Washington, Nov 1 (IANS) Several Indian institutions have expressed interest in a newly-launched University of South Florida’s fully online Master of Science in Management Information Systems degree programme, the Tampa Florida-based university said.
The degree for the programme focusing on advanced analytic technologies, business intelligence, and big data is being offered through a partnership between USF’s College of Business and University College.
“Companies would prefer hiring students from our master’s programme focusing on business intelligence because of the coverage this programme offers to students to pick up skills that are highly in demand today,” said Kaushal Chari, chair of USF’s Information Systems Decision Sciences Department.
“Based on our track record, we are confident we will be able to place graduates of this online programme in top companies worldwide.”
During his recent visit to India in mid-October, Roger Brindley, associate vice president of USF’s Global Academic programmes, discussed the details of the programme with administrators from several leading Indian institutions and businesses in Delhi, Maharashtra, Gujarat and Karnataka, the university said.
The notion of Indian students gaining access to a world-class, accredited and professionally delivered programme from a top ranked US university without having to leave their home town was of great interest to these educational and business leaders, it said.
“We have many international students from India enrolled in our on-campus MS/MIS programme.
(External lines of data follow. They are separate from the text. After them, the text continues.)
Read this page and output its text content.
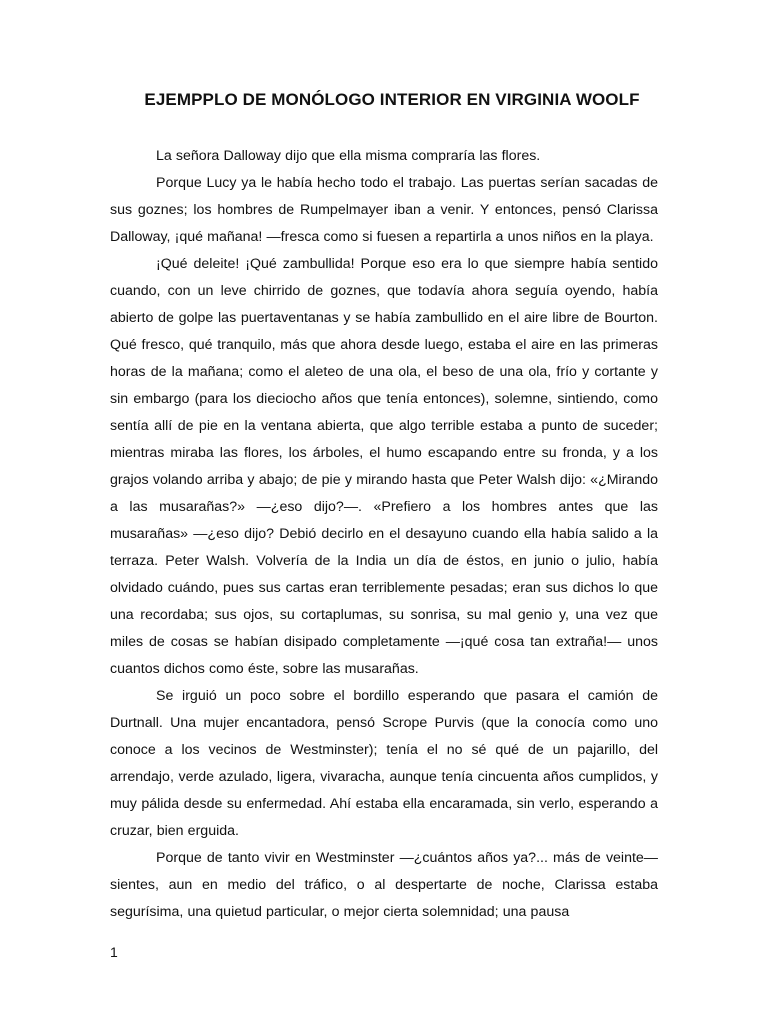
EJEMPPLO DE MONÓLOGO INTERIOR EN VIRGINIA WOOLF

La señora Dalloway dijo que ella misma compraría las flores.

Porque Lucy ya le había hecho todo el trabajo. Las puertas serían sacadas de sus goznes; los hombres de Rumpelmayer iban a venir. Y entonces, pensó Clarissa Dalloway, ¡qué mañana! —fresca como si fuesen a repartirla a unos niños en la playa.

¡Qué deleite! ¡Qué zambullida! Porque eso era lo que siempre había sentido cuando, con un leve chirrido de goznes, que todavía ahora seguía oyendo, había abierto de golpe las puertaventanas y se había zambullido en el aire libre de Bourton. Qué fresco, qué tranquilo, más que ahora desde luego, estaba el aire en las primeras horas de la mañana; como el aleteo de una ola, el beso de una ola, frío y cortante y sin embargo (para los dieciocho años que tenía entonces), solemne, sintiendo, como sentía allí de pie en la ventana abierta, que algo terrible estaba a punto de suceder; mientras miraba las flores, los árboles, el humo escapando entre su fronda, y a los grajos volando arriba y abajo; de pie y mirando hasta que Peter Walsh dijo: «¿Mirando a las musarañas?» —¿eso dijo?—. «Prefiero a los hombres antes que las musarañas» —¿eso dijo? Debió decirlo en el desayuno cuando ella había salido a la terraza. Peter Walsh. Volvería de la India un día de éstos, en junio o julio, había olvidado cuándo, pues sus cartas eran terriblemente pesadas; eran sus dichos lo que una recordaba; sus ojos, su cortaplumas, su sonrisa, su mal genio y, una vez que miles de cosas se habían disipado completamente —¡qué cosa tan extraña!— unos cuantos dichos como éste, sobre las musarañas.

Se irguió un poco sobre el bordillo esperando que pasara el camión de Durtnall. Una mujer encantadora, pensó Scrope Purvis (que la conocía como uno conoce a los vecinos de Westminster); tenía el no sé qué de un pajarillo, del arrendajo, verde azulado, ligera, vivaracha, aunque tenía cincuenta años cumplidos, y muy pálida desde su enfermedad. Ahí estaba ella encaramada, sin verlo, esperando a cruzar, bien erguida.

Porque de tanto vivir en Westminster —¿cuántos años ya?... más de veinte— sientes, aun en medio del tráfico, o al despertarte de noche, Clarissa estaba segurísima, una quietud particular, o mejor cierta solemnidad; una pausa

1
The online MS/MIS programme provides a cost-effective and flexible alternative to earn this great USF degree for Indian students,” said Moez Limayem, dean of the USF College of Business.
The classes, which begin March 2013, will be taught by USF’s award-winning faculty from the Information Systems Decision Sciences Department at the College of Business. The deadline to apply is Jan 31. Applications can be found at http://uc.usf.edu/mis/
“There is demand for students who know what the field is, who know what the techniques are, and essentially can think about the entire spectrum, who are not just very narrow in one field and don’t know the context in which this tool can be used,” said Associate Professor Balaji Padmanabhan. “I think that’s what our programme offers students from all over the world.”